Reproduction studies have been conducted in mice, rats, and rabbits. Administration of doses ranging from five to ten times greater (on a mg/kg basis) than the daily recommended therapeutic dose has resulted in embryo and fetal lethality. These doses, in some studies, have been reported to cause skeletal abnormalities. In the perinatal/postnatal studies, there was an increased incidence of stillbirths at doses of 20 times the human dose or greater. There are no well-controlled studies in pregnant women; therefore, use diltiazem hydrochloride in pregnant women only if the potential benefit justifies the potential risk to the fetus.

Nursing Mothers

Diltiazem is excreted in human milk. One report suggests that concentrations in breast milk may approximate serum levels.
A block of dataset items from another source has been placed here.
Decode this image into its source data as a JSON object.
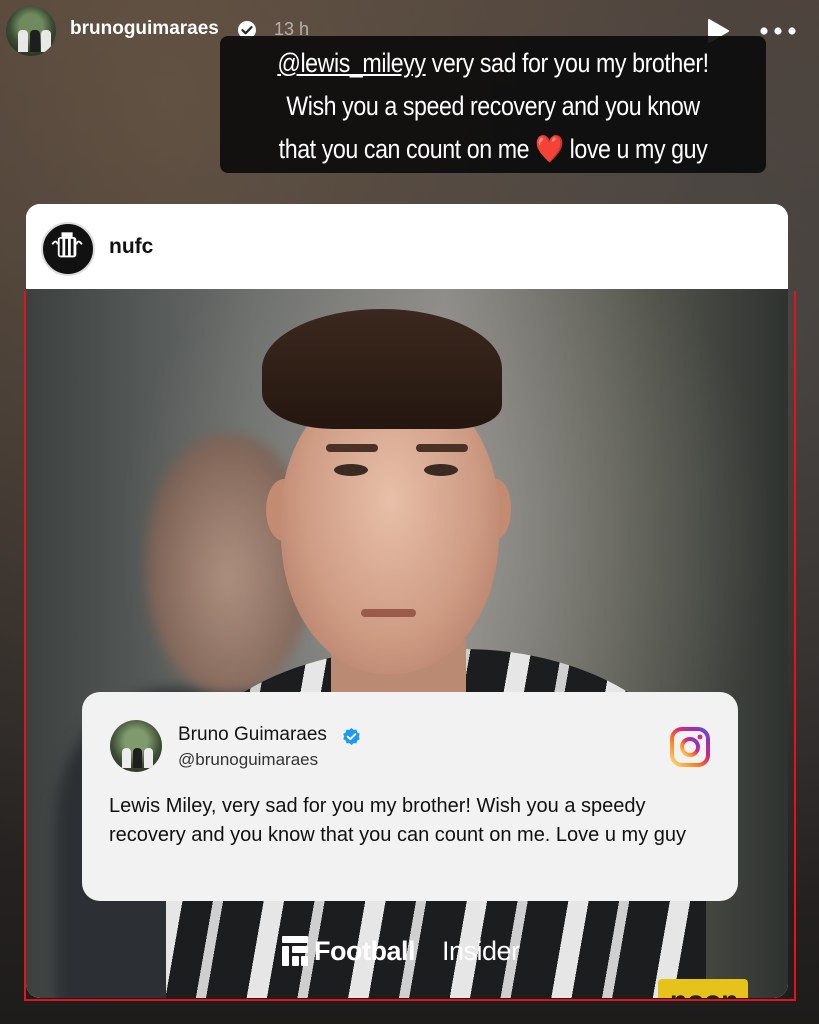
{
  "story": {
    "username": "brunoguimaraes",
    "time": "13 h"
  },
  "caption": {
    "mention": "@lewis_mileyy",
    "line1_rest": " very sad for you my brother!",
    "line2": "Wish you a speed recovery and you know",
    "line3_start": "that you can count on me ",
    "heart": "❤️",
    "line3_end": " love u my guy"
  },
  "post": {
    "account": "nufc",
    "sponsor_text": "noon"
  },
  "quote": {
    "name": "Bruno Guimaraes",
    "handle": "@brunoguimaraes",
    "text": "Lewis Miley, very sad for you my brother! Wish you a speedy recovery and you know that you can count on me. Love u my guy"
  },
  "brand": {
    "bold": "Football",
    "light": "Insider"
  },
  "colors": {
    "frame": "#e1131c",
    "verified": "#1d9bf0",
    "heart": "#e8202a"
  },
  "icons": [
    "verified-icon",
    "play-icon",
    "more-icon",
    "instagram-icon",
    "football-insider-logo-icon"
  ]
}
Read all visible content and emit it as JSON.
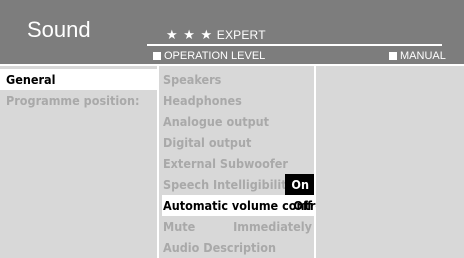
{
  "header": {
    "title": "Sound",
    "level_stars": "★ ★ ★",
    "level_name": "EXPERT",
    "operation_level_label": "OPERATION LEVEL",
    "manual_label": "MANUAL"
  },
  "left_menu": {
    "items": [
      {
        "label": "General",
        "selected": true
      },
      {
        "label": "Programme position:",
        "selected": false
      }
    ]
  },
  "sound_menu": {
    "items": [
      {
        "label": "Speakers",
        "value": ""
      },
      {
        "label": "Headphones",
        "value": ""
      },
      {
        "label": "Analogue output",
        "value": ""
      },
      {
        "label": "Digital output",
        "value": ""
      },
      {
        "label": "External Subwoofer",
        "value": ""
      },
      {
        "label": "Speech Intelligibility",
        "value": "On"
      },
      {
        "label": "Automatic volume control",
        "value": "Off"
      },
      {
        "label": "Mute",
        "value": "Immediately"
      },
      {
        "label": "Audio Description",
        "value": ""
      }
    ]
  },
  "colors": {
    "header_bg": "#7d7d7d",
    "panel_bg": "#d8d8d8",
    "disabled_text": "#a9a9a9",
    "selected_bg": "#ffffff"
  }
}
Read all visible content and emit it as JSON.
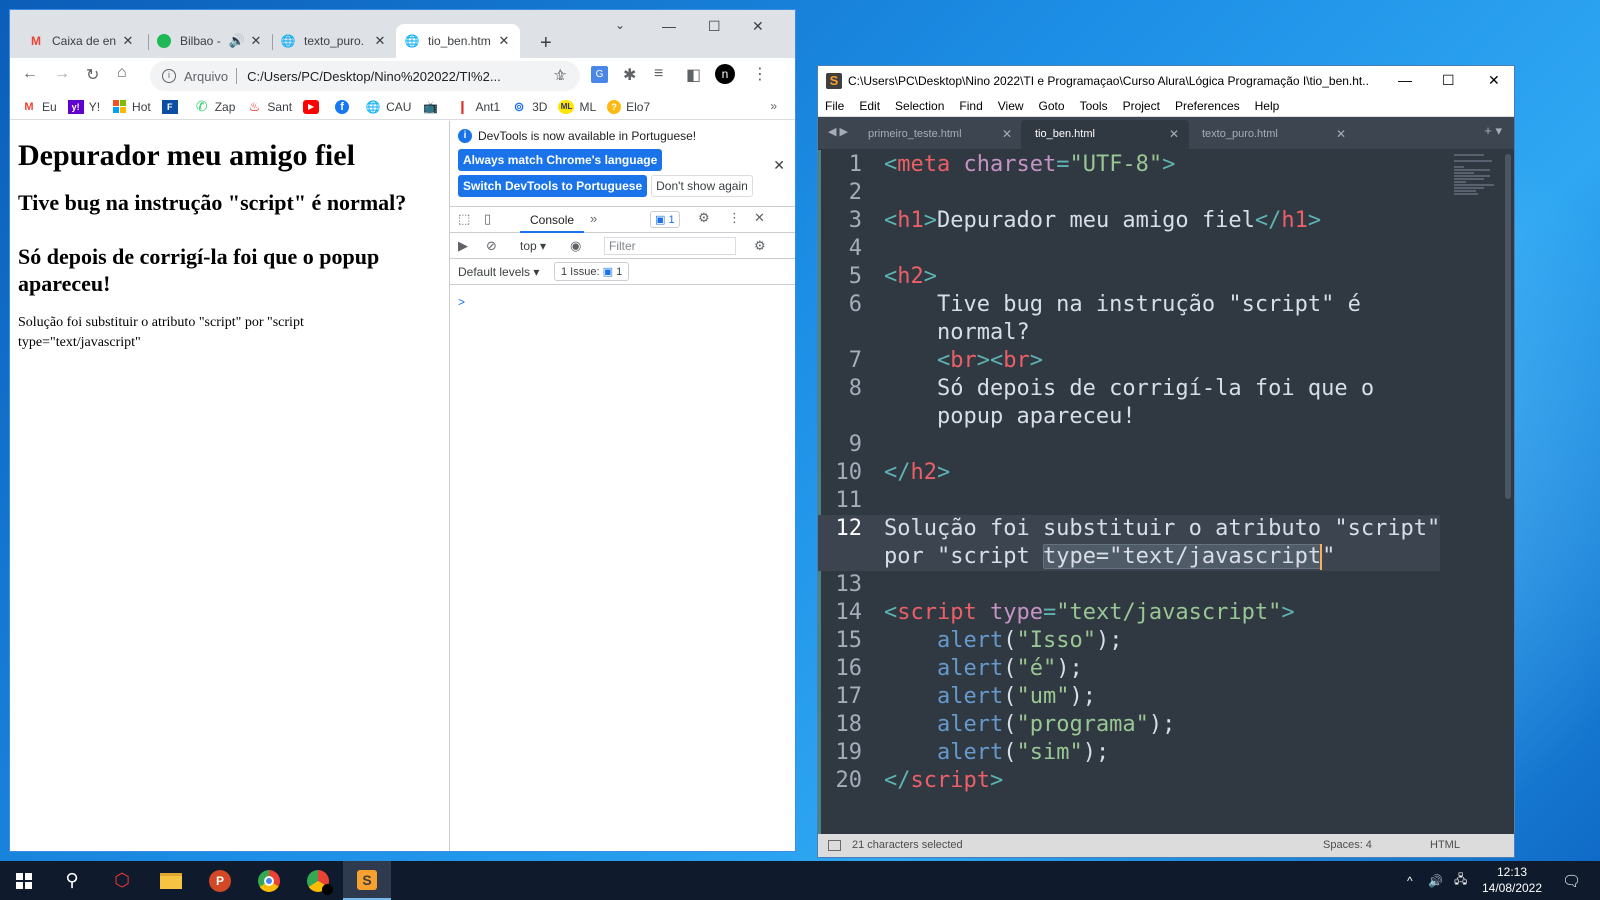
{
  "chrome": {
    "tabs": [
      {
        "title": "Caixa de en",
        "icon": "gmail-icon"
      },
      {
        "title": "Bilbao -",
        "icon": "spotify-icon"
      },
      {
        "title": "texto_puro.",
        "icon": "globe-icon"
      },
      {
        "title": "tio_ben.htm",
        "icon": "globe-icon"
      }
    ],
    "toolbar": {
      "scheme_label": "Arquivo",
      "url": "C:/Users/PC/Desktop/Nino%202022/TI%2..."
    },
    "bookmarks": [
      "Eu",
      "Y!",
      "Hot",
      "",
      "Zap",
      "Sant",
      "",
      "",
      "CAU",
      "",
      "Ant1",
      "3D",
      "ML",
      "Elo7"
    ],
    "page": {
      "h1": "Depurador meu amigo fiel",
      "h2a": "Tive bug na instrução \"script\" é normal?",
      "h2b": "Só depois de corrigí-la foi que o popup apareceu!",
      "p": "Solução foi substituir o atributo \"script\" por \"script type=\"text/javascript\""
    },
    "devtools": {
      "info": "DevTools is now available in Portuguese!",
      "btn_match": "Always match Chrome's language",
      "btn_switch": "Switch DevTools to Portuguese",
      "btn_dont": "Don't show again",
      "console_tab": "Console",
      "badge": "1",
      "context": "top",
      "filter_placeholder": "Filter",
      "levels": "Default levels",
      "issue": "1 Issue:",
      "issue_count": "1",
      "prompt": ">"
    }
  },
  "sublime": {
    "title": "C:\\Users\\PC\\Desktop\\Nino 2022\\TI e Programaçao\\Curso Alura\\Lógica Programação I\\tio_ben.ht...",
    "menu": [
      "File",
      "Edit",
      "Selection",
      "Find",
      "View",
      "Goto",
      "Tools",
      "Project",
      "Preferences",
      "Help"
    ],
    "tabs": [
      "primeiro_teste.html",
      "tio_ben.html",
      "texto_puro.html"
    ],
    "status": {
      "selection": "21 characters selected",
      "spaces": "Spaces: 4",
      "syntax": "HTML"
    }
  },
  "taskbar": {
    "time": "12:13",
    "date": "14/08/2022"
  },
  "colors": {
    "sublime_bg": "#303841",
    "chrome_blue": "#1a73e8",
    "taskbar": "#0f1b2d"
  }
}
If use of CARDIZEM CD is deemed essential, an alternative method of infant feeding should be instituted.

Pediatric Use

Safety and effectiveness in pediatric patients have not been established.

Geriatric Use

Clinical studies of diltiazem did not include sufficient numbers of subjects aged 65 and over to determine whether they respond differently from younger subjects. Other reported clinical experience has not identified differences in responses between the elderly and younger patients. In general, dose selection for an elderly patient should be cautious, usually starting at the low end of the dosing range, reflecting the greater frequency of decreased hepatic, renal, or cardiac function, and of concomitant disease or other drug therapy.